What measures can prevent suicide?

Highly effective:

  • Platform Screen Doors: Subways in Singapore and Hong Kong saw a significant reduction in suicides - 59% - after installing screen doors at some stations. Suicides did not increase at other stations without screen doors, either, which fits with a characterization that suicide is an impulsive behavior, and deterring people with a suicidal impulse is enough to lower total rates of suicide.

    Tasha Bartholomew suggested that on the Caltrain line about half of suicides occur in station areas and half do not. The requirement to have freight traffic on the corridor and potential FRA regulations around such may also make it impossible to add platform screen doors. Still, we could evaluate the possibility of platform doors at new stations or identified hotspots.

  • Media Training: Between 1984 and 1987 there was dramatic coverage of subway suicides in Austria and a corresponding spike in suicides. In 1987 a group developed media guidelines for suicide coverage and the suicide rate promptly dropped by 80%. Suicide rates by other means also declined suggesting no substitution.

    Media coverage is more likely to lead to suicides when:

    • Lurid details about the method are provided

    • The more it's reported as being inconceivable ("he had everything he could have wanted")

    • If it's reported as having a romantic motive

    • If it's on the front page, the word suicide is in the headline, a photo is provided

    These steps can reduce suicide incidence:

    • Telling the audience where to find help, providing background information about suicidal behavior, and what to do with people with suicidal thoughts.

    The Caltrain social media team should be praised for speaking about passenger strikes and trespassers in generalities - never providing details and only providing photos/video in incidents that did not lead to injury.

    There are only a few reporters and outlets that cover Caltrain regularly so working with them may pay dividends if we are not already doing it.

Somewhat Effective:

  • Reducing access to the railway more broadly: This can come in many forms besides platform doors - grade separations, more fencing, ticketed station areas, identifying hot spots like mental hospitals and increasing fencing there.

    Several places on the Peninsula are considering grade separation projects — Palo Alto, Burlingame, others — and reducing pedestrian access to tracks should be a key consideration above and beyond grade separating cars and trains.

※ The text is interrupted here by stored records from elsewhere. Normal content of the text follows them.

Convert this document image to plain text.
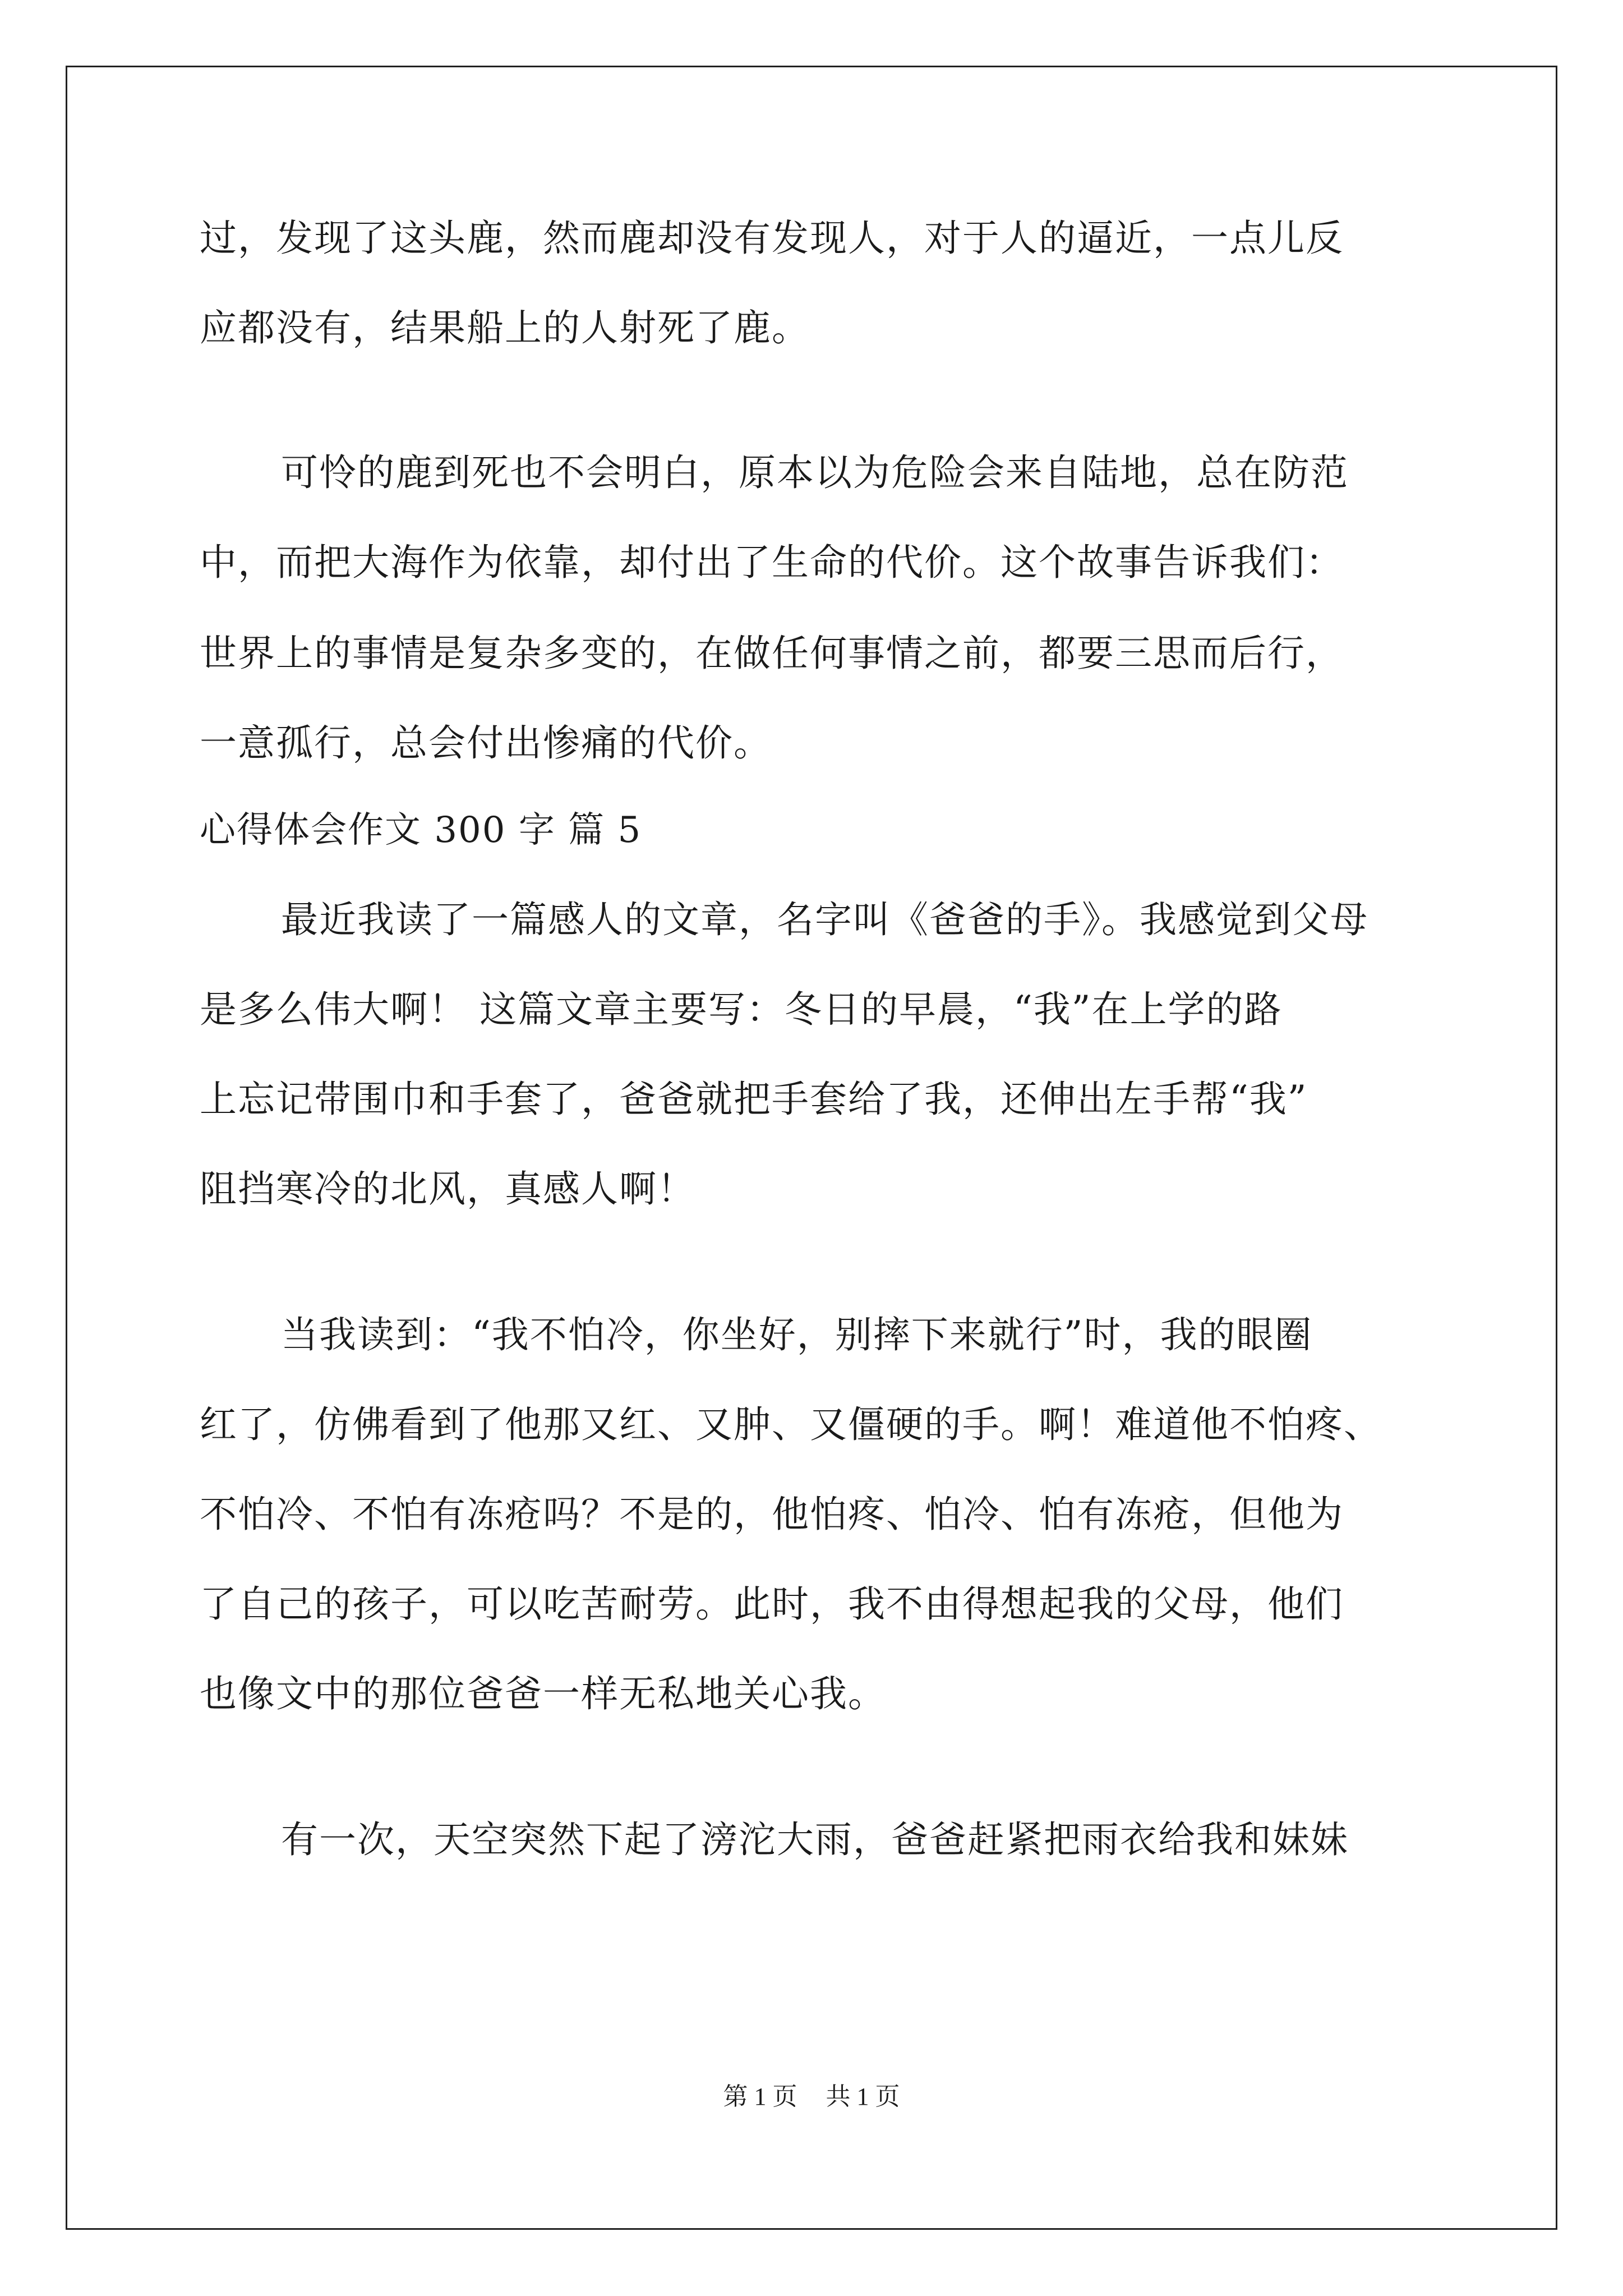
过，发现了这头鹿，然而鹿却没有发现人，对于人的逼近，一点儿反
应都没有，结果船上的人射死了鹿。
可怜的鹿到死也不会明白，原本以为危险会来自陆地，总在防范
中，而把大海作为依靠，却付出了生命的代价。这个故事告诉我们：
世界上的事情是复杂多变的，在做任何事情之前，都要三思而后行，
一意孤行，总会付出惨痛的代价。
心得体会作文 300 字 篇 5
最近我读了一篇感人的文章，名字叫《爸爸的手》。我感觉到父母
是多么伟大啊！ 这篇文章主要写：冬日的早晨，“我”在上学的路
上忘记带围巾和手套了，爸爸就把手套给了我，还伸出左手帮“我”
阻挡寒冷的北风，真感人啊！
当我读到：“我不怕冷，你坐好，别摔下来就行”时，我的眼圈
红了，仿佛看到了他那又红、又肿、又僵硬的手。啊！难道他不怕疼、
不怕冷、不怕有冻疮吗？不是的，他怕疼、怕冷、怕有冻疮，但他为
了自己的孩子，可以吃苦耐劳。此时，我不由得想起我的父母，他们
也像文中的那位爸爸一样无私地关心我。
有一次，天空突然下起了滂沱大雨，爸爸赶紧把雨衣给我和妹妹
第 1 页 共 1 页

  • "Suicide pits" (deep channels between rails): Some stations in the London Underground have a pit three feet deep between the rails at stations. This allows people who have second thoughts to duck below the train, and reduce the potential for the train to drag people along with it, and thus cause further injury. Strikes at Underground stations with pits are less likely to lead to fatalities than stations without them.

    This may be worthwhile to install at new stations such as the Hillsdale station (if it is not already being considered).

Needs More Study:

  • Train design: Fatal pedestrian/car accidents have been on the rise due to Americans buying larger cars with a higher front profile. Similarly, the design of the train engine may make strikes more or less deadly depending on the design. A lower point of impact and a skirt which makes it impossible for a body to go underneath the train may reduce the likelihood of a fatal injury.

    An airbag that was deployed concurrently with the emergency brake could also reduce the impact of a collision. There is not enough research into the effect of these changes, though they may be cheap to implement relative to grade separations or screen doors.

    Given the lack of research here, perhaps a rail safety study sponsor could fund a modified skirt design on half of the new engines that Caltrain is ordering. We could then measure the injury and fatality rate of train strikes with the modified skirt and the original design.

Ineffective:

  • Blue lights: A study in Japan got attention for saying that blue LED lights at station platforms led to a lower number of suicide attempts. A later study found that the effect of blue lights was not measurable.